After Super Bowl protests, Black Lives Matter supporters turn their focus to schools

Impact

A national coalition of teachers and activists who support the Black Lives Matter movement launched a week of action Monday to call attention to structural racism in schools.

Dubbed “Black Lives Matter at School,” the campaign seeks to build on conversations about how school policies disadvantage black students, pushing many out of classrooms and into the criminal justice system, organizers said.

The week of action involves after-school teach-ins and rallies that highlight issues of discipline and inequity in educational resources. The coalition includes participants in Seattle, New York City and Prince George’s County, Maryland.

“We want our schools to be places of learning and liberation for all students,” New York organizer Erica Cardwell said in a statement emailed to Mic. “If direct attention isn’t given to that, our schools and our society will continue to replicate structural racism.”

The national Black Lives Matter at Schools coalition issued several demands to school administrators to kick off the week of action. They included an end to zero-tolerance discipline that helped create the school-to-prison pipeline — the tendency of adolescents and young adults to be incarcerated as a result of punitive school policies.

Organizers also called for more restorative justice strategies in schools, such as in-school suspension and counseling; increased hiring and retention of black teachers; and a mandated black history and ethnic studies curriculum for students in kindergarten through the 12th grade.

The campaign’s launch comes a day after dozens of protesters representing the Movement for Black Lives attempted to shut down transit lines that shuttled Super Bowl attendees to Sunday’s game at U.S. Bank Stadium in Minneapolis. A total of 17 people were arrested, the BLM network confirmed to Mic.

Those arrested were assisted by a bail fund, according to the network’s statement. Sunday’s protest concluded a week of action that leveraged the Super Bowl to call attention to marginalized communities in Minnesota.

“Our actions this past week highlighted the threat of visibility, criminalization and incarceration against communities of color,” Miski Noor, organizer with the Minneapolis chapter of the BLM Global Network, said in a statement released Sunday. “We stood up to our city and the NFL’s destruction of black, brown and poor communities and let it be known that we are here to stay and demand to be heard.”

Other participating organizations in the Super Bowl protests included the Black Youth Project 100 and the BlackOUT Collective, which was created to support NFL players who have taken a knee during the singing of the national anthem to protest police brutality and racial injustice.
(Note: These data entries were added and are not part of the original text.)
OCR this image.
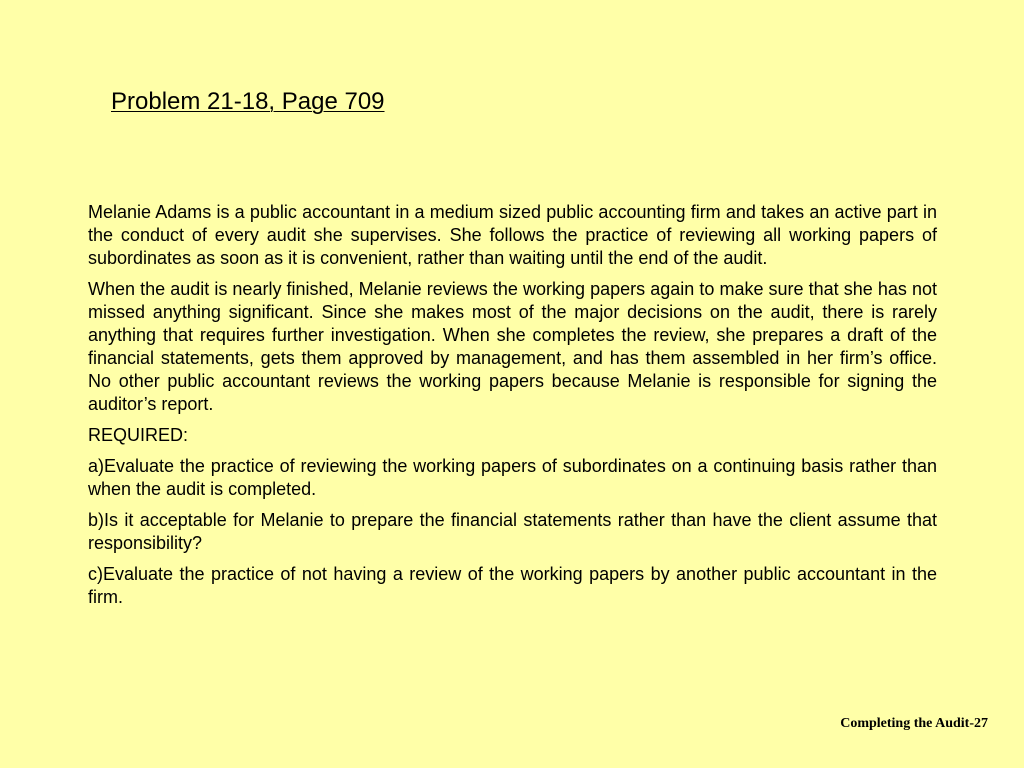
Problem 21-18, Page 709

Melanie Adams is a public accountant in a medium sized public accounting firm and takes an active part in the conduct of every audit she supervises. She follows the practice of reviewing all working papers of subordinates as soon as it is convenient, rather than waiting until the end of the audit.

When the audit is nearly finished, Melanie reviews the working papers again to make sure that she has not missed anything significant. Since she makes most of the major decisions on the audit, there is rarely anything that requires further investigation. When she completes the review, she prepares a draft of the financial statements, gets them approved by management, and has them assembled in her firm’s office. No other public accountant reviews the working papers because Melanie is responsible for signing the auditor’s report.

REQUIRED:

a)Evaluate the practice of reviewing the working papers of subordinates on a continuing basis rather than when the audit is completed.

b)Is it acceptable for Melanie to prepare the financial statements rather than have the client assume that responsibility?

c)Evaluate the practice of not having a review of the working papers by another public accountant in the firm.

Completing the Audit-27
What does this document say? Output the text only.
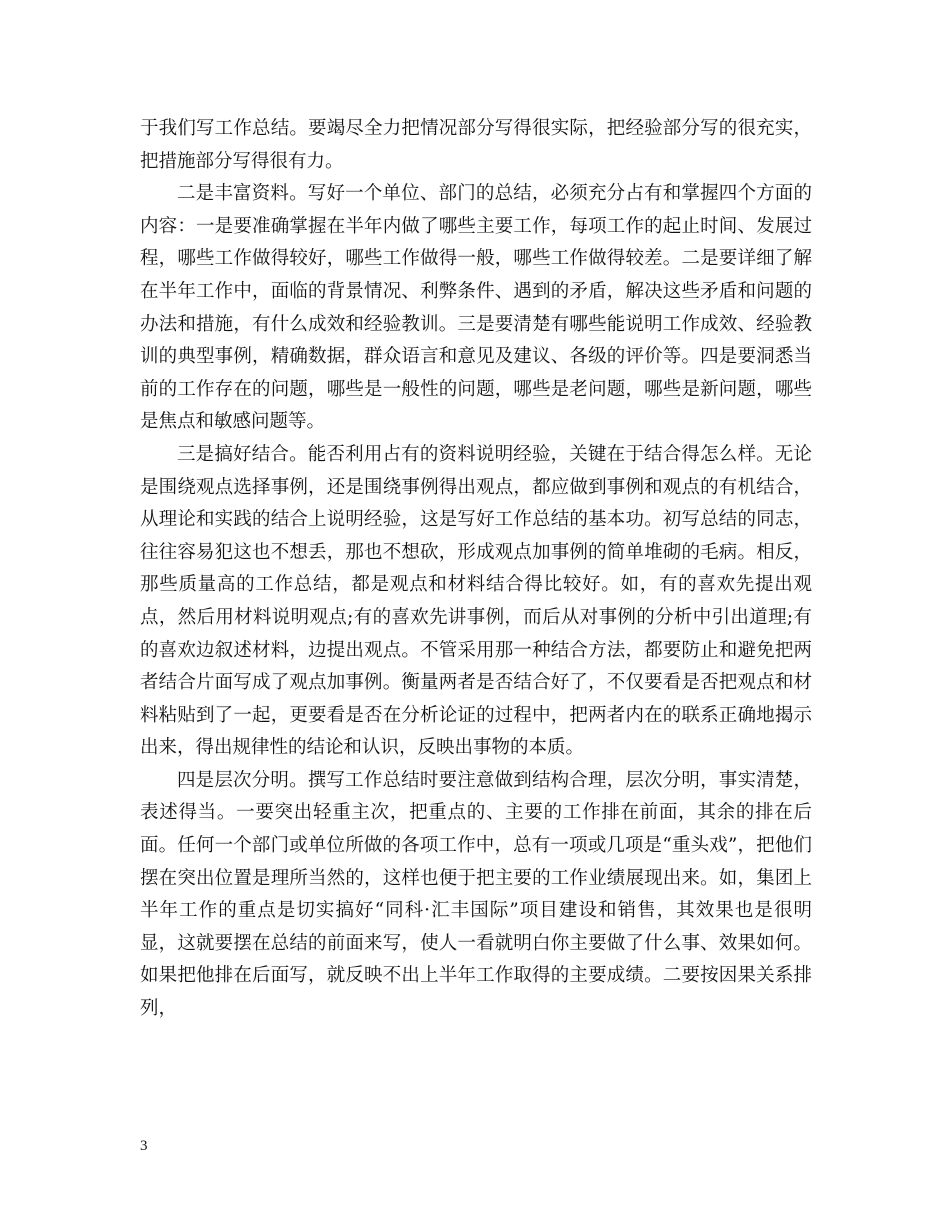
于我们写工作总结。要竭尽全力把情况部分写得很实际，把经验部分写的很充实，把措施部分写得很有力。

二是丰富资料。写好一个单位、部门的总结，必须充分占有和掌握四个方面的内容：一是要准确掌握在半年内做了哪些主要工作，每项工作的起止时间、发展过程，哪些工作做得较好，哪些工作做得一般，哪些工作做得较差。二是要详细了解在半年工作中，面临的背景情况、利弊条件、遇到的矛盾，解决这些矛盾和问题的办法和措施，有什么成效和经验教训。三是要清楚有哪些能说明工作成效、经验教训的典型事例，精确数据，群众语言和意见及建议、各级的评价等。四是要洞悉当前的工作存在的问题，哪些是一般性的问题，哪些是老问题，哪些是新问题，哪些是焦点和敏感问题等。

三是搞好结合。能否利用占有的资料说明经验，关键在于结合得怎么样。无论是围绕观点选择事例，还是围绕事例得出观点，都应做到事例和观点的有机结合，从理论和实践的结合上说明经验，这是写好工作总结的基本功。初写总结的同志，往往容易犯这也不想丢，那也不想砍，形成观点加事例的简单堆砌的毛病。相反，那些质量高的工作总结，都是观点和材料结合得比较好。如，有的喜欢先提出观点，然后用材料说明观点;有的喜欢先讲事例，而后从对事例的分析中引出道理;有的喜欢边叙述材料，边提出观点。不管采用那一种结合方法，都要防止和避免把两者结合片面写成了观点加事例。衡量两者是否结合好了，不仅要看是否把观点和材料粘贴到了一起，更要看是否在分析论证的过程中，把两者内在的联系正确地揭示出来，得出规律性的结论和认识，反映出事物的本质。

四是层次分明。撰写工作总结时要注意做到结构合理，层次分明，事实清楚，表述得当。一要突出轻重主次，把重点的、主要的工作排在前面，其余的排在后面。任何一个部门或单位所做的各项工作中，总有一项或几项是“重头戏”，把他们摆在突出位置是理所当然的，这样也便于把主要的工作业绩展现出来。如，集团上半年工作的重点是切实搞好“同科·汇丰国际”项目建设和销售，其效果也是很明显，这就要摆在总结的前面来写，使人一看就明白你主要做了什么事、效果如何。如果把他排在后面写，就反映不出上半年工作取得的主要成绩。二要按因果关系排列，

3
Meanwhile, students and teachers raised BLM flags on school flagpoles at the start of Black History Month. In Vermont, Montpelier High School raised the flag with the approval of the local school board. A second high school in Burlington, Vermont, has reportedly considered doing the same; college students at the University of Maine have also raised the BLM flag.

The BLM movement, which started in 2013 in response to the lack of justice in the shooting death of 17-year-old Trayvon Martin, has included educational justice in its platform. However, the movement is more widely known for its mass protests calling for an end to police violence.

Feb. 6, 2018, 11:37 a.m. Eastern: This story has been updated.